Your Troy-Bilt tiller may be a garden workhorse, but a dirty carburetor brings it to a halt. The tiller's 4-cycle engine relies on its carburetor to combine the right mix of gas and air, and keep that engine running smoothly. Dirt and deposits that clog carburetor fuel and air passages leave your tiller's engine surging and dying. Basic carburetor cleaning on a midsize Troy-Bilt engine solves the majority of carburetor-related performance problems. Cleaning the carburetor is a straightforward process that doesn't require special training or experience. With some basic steps, your Troy-Bilt tiller can quickly be garden-ready again.
Things You'll Need
- Phillips screwdriver
- Socket set
- Hose clamp pliers
- Catch pan
- Needle-nose pliers
- Aerosol carburetor cleaner
- Clean, lint-free shop rags
- Compressed air (optional)
- Carburetor repair kit (optional)
- Engine operators manual (optional)
Remove the air filter assembly to expose the carburetor. Lift off by hand the filter cover and the air filter, located at the engine's right-front top. Use a screwdriver to unscrew the two mounting screws holding the upper air filter base in place -- one at the front corner, one directly beneath where the filter sat -- and remove the upper air filter base.
Remove the lower air filter base. Use a socket wrench to remove the bolt at the base's top back corner and the two nuts on the lower front.
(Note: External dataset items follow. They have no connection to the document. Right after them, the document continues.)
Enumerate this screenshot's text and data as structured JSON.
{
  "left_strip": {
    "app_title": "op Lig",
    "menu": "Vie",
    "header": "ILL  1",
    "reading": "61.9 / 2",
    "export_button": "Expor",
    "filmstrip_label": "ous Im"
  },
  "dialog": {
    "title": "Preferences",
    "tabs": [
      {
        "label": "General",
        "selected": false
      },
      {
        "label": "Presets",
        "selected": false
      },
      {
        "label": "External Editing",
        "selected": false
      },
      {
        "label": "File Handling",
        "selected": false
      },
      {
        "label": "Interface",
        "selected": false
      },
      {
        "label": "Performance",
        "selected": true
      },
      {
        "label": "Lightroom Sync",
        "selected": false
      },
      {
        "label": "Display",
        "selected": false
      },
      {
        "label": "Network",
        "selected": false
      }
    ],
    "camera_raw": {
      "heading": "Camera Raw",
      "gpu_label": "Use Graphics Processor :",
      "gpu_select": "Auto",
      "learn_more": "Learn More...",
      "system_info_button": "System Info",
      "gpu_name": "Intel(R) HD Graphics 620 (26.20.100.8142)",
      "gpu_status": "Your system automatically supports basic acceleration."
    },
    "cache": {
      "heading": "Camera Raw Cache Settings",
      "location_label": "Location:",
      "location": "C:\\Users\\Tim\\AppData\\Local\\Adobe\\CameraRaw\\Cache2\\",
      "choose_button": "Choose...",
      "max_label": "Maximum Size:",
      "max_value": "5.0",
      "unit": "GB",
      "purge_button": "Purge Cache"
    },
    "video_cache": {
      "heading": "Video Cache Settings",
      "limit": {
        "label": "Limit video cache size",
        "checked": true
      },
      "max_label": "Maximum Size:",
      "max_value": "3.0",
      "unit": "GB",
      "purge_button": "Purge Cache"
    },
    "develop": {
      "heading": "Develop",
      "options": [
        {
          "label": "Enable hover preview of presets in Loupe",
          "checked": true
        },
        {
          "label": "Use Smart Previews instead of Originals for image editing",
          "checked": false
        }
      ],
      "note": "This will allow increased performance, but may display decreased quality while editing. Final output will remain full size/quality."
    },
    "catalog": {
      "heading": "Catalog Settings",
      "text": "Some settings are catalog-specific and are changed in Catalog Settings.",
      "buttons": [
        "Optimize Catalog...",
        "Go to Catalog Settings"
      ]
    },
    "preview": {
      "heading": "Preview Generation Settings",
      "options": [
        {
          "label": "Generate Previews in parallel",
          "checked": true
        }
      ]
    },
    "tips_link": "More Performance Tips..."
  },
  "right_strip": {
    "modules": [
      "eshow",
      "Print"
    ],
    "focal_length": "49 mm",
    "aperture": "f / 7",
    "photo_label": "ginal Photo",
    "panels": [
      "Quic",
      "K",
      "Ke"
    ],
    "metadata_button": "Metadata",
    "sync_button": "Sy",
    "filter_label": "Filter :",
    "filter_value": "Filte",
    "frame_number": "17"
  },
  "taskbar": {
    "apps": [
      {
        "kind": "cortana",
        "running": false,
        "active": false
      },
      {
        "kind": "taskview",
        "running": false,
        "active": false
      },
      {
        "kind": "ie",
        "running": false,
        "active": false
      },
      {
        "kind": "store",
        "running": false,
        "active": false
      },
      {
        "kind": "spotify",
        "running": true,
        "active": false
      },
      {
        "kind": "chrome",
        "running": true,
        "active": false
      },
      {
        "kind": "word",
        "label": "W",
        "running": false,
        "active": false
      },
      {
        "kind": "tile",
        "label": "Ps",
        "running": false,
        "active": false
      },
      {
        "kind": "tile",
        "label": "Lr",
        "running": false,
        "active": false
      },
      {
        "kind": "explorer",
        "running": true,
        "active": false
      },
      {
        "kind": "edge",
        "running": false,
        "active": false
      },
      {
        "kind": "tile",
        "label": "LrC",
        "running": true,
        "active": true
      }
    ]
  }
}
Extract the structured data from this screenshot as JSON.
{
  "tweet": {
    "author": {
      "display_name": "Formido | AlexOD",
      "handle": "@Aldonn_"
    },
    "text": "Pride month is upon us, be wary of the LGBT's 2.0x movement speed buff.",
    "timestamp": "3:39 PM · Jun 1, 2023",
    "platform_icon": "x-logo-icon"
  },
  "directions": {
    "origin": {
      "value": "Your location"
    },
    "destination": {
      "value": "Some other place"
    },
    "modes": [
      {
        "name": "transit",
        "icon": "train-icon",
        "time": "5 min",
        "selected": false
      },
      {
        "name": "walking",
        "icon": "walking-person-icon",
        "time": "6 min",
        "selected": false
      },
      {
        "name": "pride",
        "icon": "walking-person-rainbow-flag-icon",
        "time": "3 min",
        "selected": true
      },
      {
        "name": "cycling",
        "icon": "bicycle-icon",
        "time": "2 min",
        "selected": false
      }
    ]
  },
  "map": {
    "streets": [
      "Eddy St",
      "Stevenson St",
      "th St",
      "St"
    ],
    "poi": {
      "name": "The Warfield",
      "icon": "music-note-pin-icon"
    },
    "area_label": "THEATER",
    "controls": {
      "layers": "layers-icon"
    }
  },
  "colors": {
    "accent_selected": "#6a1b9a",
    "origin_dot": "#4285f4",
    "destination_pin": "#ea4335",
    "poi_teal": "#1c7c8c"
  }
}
Pull the section forward and disconnect the breather hose tube at the back. The carburetor assembly, with its distinctive bowl, is directly behind the base. Pull off the lower air filter base.
Lift the choke control lever off the top right-hand corner of the carburetor. Clamp off the fuel line leading to the carburetor's lower right side with a pair of hose clamp pliers. Use needle-nose pliers to loosen the hose clamp holding the fuel line to the carburetor. Slide the loosened clamp up slightly, then slide the hose off the carburetor. Move your catch pan beneath the hose to catch remaining fuel.
Remove the gasket sitting in the front of the carburetor, and slide the carburetor forward on the two mounting rods that support it. Disconnect the two linkages that connect to the carburetor at the top back. Pull the carburetor forward and off its two mounting rods.
Remove the bowl, held on the carburetor's bottom with a single nut. Hold it over the catch pan; it will have fuel inside. Examine the float bowl for dirt and debris in the fuel. Remove the rubber O-ring that sealed the bowl to the carburetor body. Examine the O-ring for signs of cracking or shrinkage that warrant replacement.
Turn the carburetor on its back and remove the movable, U-shaped float. Use needle-nose pliers to pull the small metal hinge pin that holds the float in place, then lift the float off. Remove the inlet needle hanging from its slot in the float, right behind where you pulled the pin. For basic cleaning, disassembling stops here.
Hold the carburetor over your catch pan, and spray all the external and internal surfaces liberally and thoroughly with aerosol carburetor cleaner. Use the spray's directional straw to spray down into all the small openings. Spray cleaner on a lint-free rag, and clean the bowl, needle, gasket and O-ring. Blow the carburetor off with compressed air, if available.
Reassemble the carburetor, working in reverse order. Insert the needle into its slot on the float. Place the float/needle assembly back in the carburetor, and slide the hinge pin back in place. Place the rubber O-ring that seals the carburetor bowl to the body, reattach the bowl, and replace the nut that holds the bowl.
Slide the reassembled carburetor back on to the mounting posts. Reconnect the two linkages at the top back, and slide the gasket into place in front of the carburetor. Reattach the fuel line to the carburetor, and slide the hose clamp down into place. Remove the hose clamp pliers from the hose. Slide the choke control lever back onto the top of the carburetor.
Reinstall the lower air filter base, reconnecting the breather hose on the back. Secure the base with the two nuts and bolt, and reinstall the upper air filter base and its two screws. Place the air filter on its base, and reinstall the air filter cover.
Tips & Warnings
- Have a carburetor rebuild kit on hand so worn gaskets or cracked O-rings can be replaced when you clean. If components are extremely worn or corroded, a carburetor replacement -- also a simple project -- may be more cost-effective.
- Keep your engine owner's manual nearby for instructions specific to your model's engine. Minor differences between carburetors can be handled easily with manual specifics, and a manual helps get parts back in place if you forget where they went.
- You can clean the carburetor in an ultrasonic cleaner machine instead of using carburetor cleaner. Ultrasonics loosen any the debris inside and leave the carburetor looking new.
- A piece of nylon fishing line can be used to coax debris from a stubborn passage. Compressed air helps blow remaining debris from the carburetor's holes.
- Always wear protective eyewear when spraying cleaner, and work in a well-ventilated area.
- Never stick metal down any of the carburetor holes. You can damage the fine passages and ruin your carburetor.